I'm hoping that AC found a position, too. What happened, girl?

@ gt ameya: have you had a career counselor evaluate your CV? Someone who looks at many CVs per day may be able to offer you suggestions to tweak the layout to make the impressive portions more eye-catching.


I visited three-four different counselors at my uni and each suggested changes which the previous one had made. It was quite irritating. They did highly contribute to my covering letter though. But my CV is a truce agreement between those counselors and what I think is right. I am still looking for a very good layout for an academic CV. Something that lets me say what I have done, my skills and my experience in an effective way. Any suggestions????

-gt_ameya-

I visited three-four different counselors at my uni and each suggested changes which the previous one had made. It was quite irritating. They did highly contribute to my covering letter though. But my CV is a truce agreement between those counselors and what I think is right. I am still looking for a very good layout for an academic CV. Something that lets me say what I have done, my skills and my experience in an effective way. Any suggestions????


I made each section of my CV a table with one row and two columns. The first column was the section heading. The second column was a bulleted list of my skills (no more than one line each), work experience, etc. I formatted the table so the internal margins were 0 and the lines were not visible. This way, I could rearrange the sections by dragging and dropping the tables to emphasize sections as I wished.

I suggest using gestalt principles to design the layout to emphasize the content, rather than adding "flair" like symbols or design elements that won't allow easy scanning. Use white space effectively; perhaps make lines 1.25 spacing instead of 1.0 and choose a non-serifed font like Arial. If you make the lines 1.0-1.15, choose a serifed font like Times New Roman. The serifs create a visual line, making the text easier to read. Leave at least two lines after a paragraph to allow the reviewer to write notes on the hard copy. If you still find the text hard to read, you can adjust the kearning (character spacing) to subtly increase the white space within words.

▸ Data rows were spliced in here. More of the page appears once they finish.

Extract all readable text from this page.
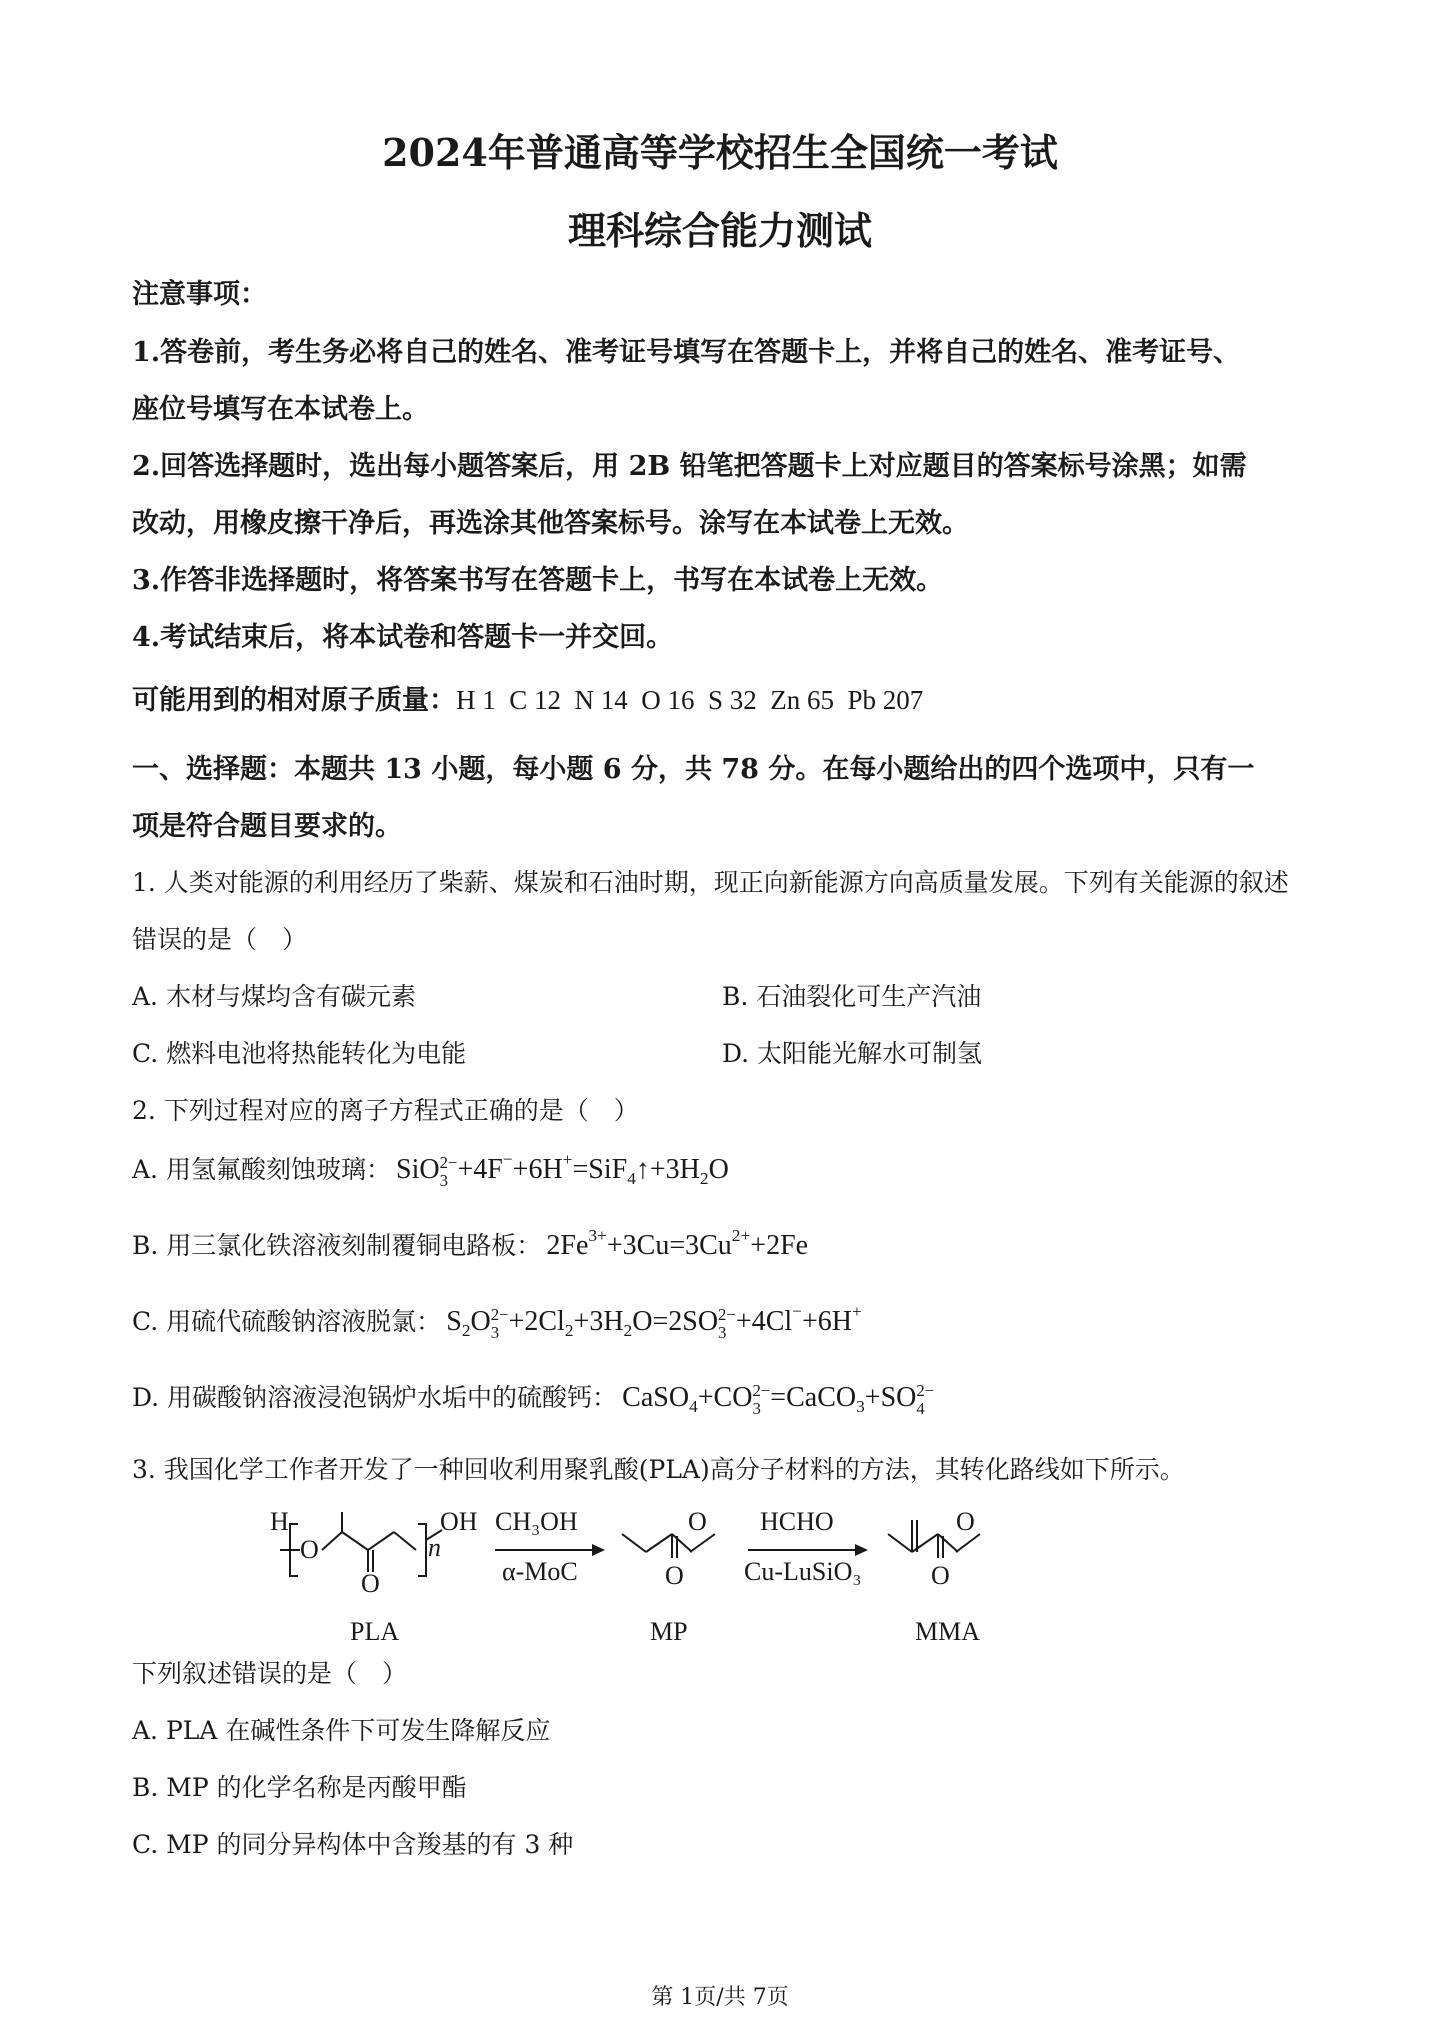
2024年普通高等学校招生全国统一考试
理科综合能力测试
注意事项：
1.答卷前，考生务必将自己的姓名、准考证号填写在答题卡上，并将自己的姓名、准考证号、
座位号填写在本试卷上。
2.回答选择题时，选出每小题答案后，用 2B 铅笔把答题卡上对应题目的答案标号涂黑；如需
改动，用橡皮擦干净后，再选涂其他答案标号。涂写在本试卷上无效。
3.作答非选择题时，将答案书写在答题卡上，书写在本试卷上无效。
4.考试结束后，将本试卷和答题卡一并交回。
可能用到的相对原子质量：H 1  C 12  N 14  O 16  S 32  Zn 65  Pb 207
一、选择题：本题共 13 小题，每小题 6 分，共 78 分。在每小题给出的四个选项中，只有一
项是符合题目要求的。
1. 人类对能源的利用经历了柴薪、煤炭和石油时期，现正向新能源方向高质量发展。下列有关能源的叙述
错误的是（　）
A. 木材与煤均含有碳元素	B. 石油裂化可生产汽油
C. 燃料电池将热能转化为电能	D. 太阳能光解水可制氢
2. 下列过程对应的离子方程式正确的是（　）
A. 用氢氟酸刻蚀玻璃： SiO 2−
$3 +4F^-+6H^+=SiF_4↑+3H_2O$
B. 用三氯化铁溶液刻制覆铜电路板： $2Fe^{3+}+3Cu=3Cu^{2+}+2Fe$
C. 用硫代硫酸钠溶液脱氯： $S_2O$ 2−
$3 +2Cl_2+3H_2O=2SO$ 2−
3 +4Cl−+6H+
D. 用碳酸钠溶液浸泡锅炉水垢中的硫酸钙： CaSO$_4$+CO 2−
3 =CaCO$_3$+SO 2−
4
3. 我国化学工作者开发了一种回收利用聚乳酸(PLA)高分子材料的方法，其转化路线如下所示。
H
O
O
n
OH
O
O
O
O
CH₃OH
α-MoC
HCHO
Cu-LuSiO₃
PLA	MP	MMA
下列叙述错误的是（　）
A. PLA 在碱性条件下可发生降解反应
B. MP 的化学名称是丙酸甲酯
C. MP 的同分异构体中含羧基的有 3 种
第 1页/共 7页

My own CV is in two fonts: the headings standing along the left-hand side are in 16-point Arial Black, while the body text in the right column is in 11-point TNR. I used italics to emphasize position titles and in the publications section for journal names. I used bold text to emphasize my name in a list of authors. On the first page, my name matches the section heading format (albeit larger) while my contact information matches the section body text. I chose to align the paragraphs along the right, rather than selecting justified format. The spacing was too weird, and the tables prevented the right edges from appearing too irregular.

The difference in fonts is indicative of attention to small details. The key is consistency. I include the contact information for my references in my CV file, formatted exactly the same as my CV. My cover letters also match in fonts and spacing. I also looked up a list to find the correct abbreviations of journal names.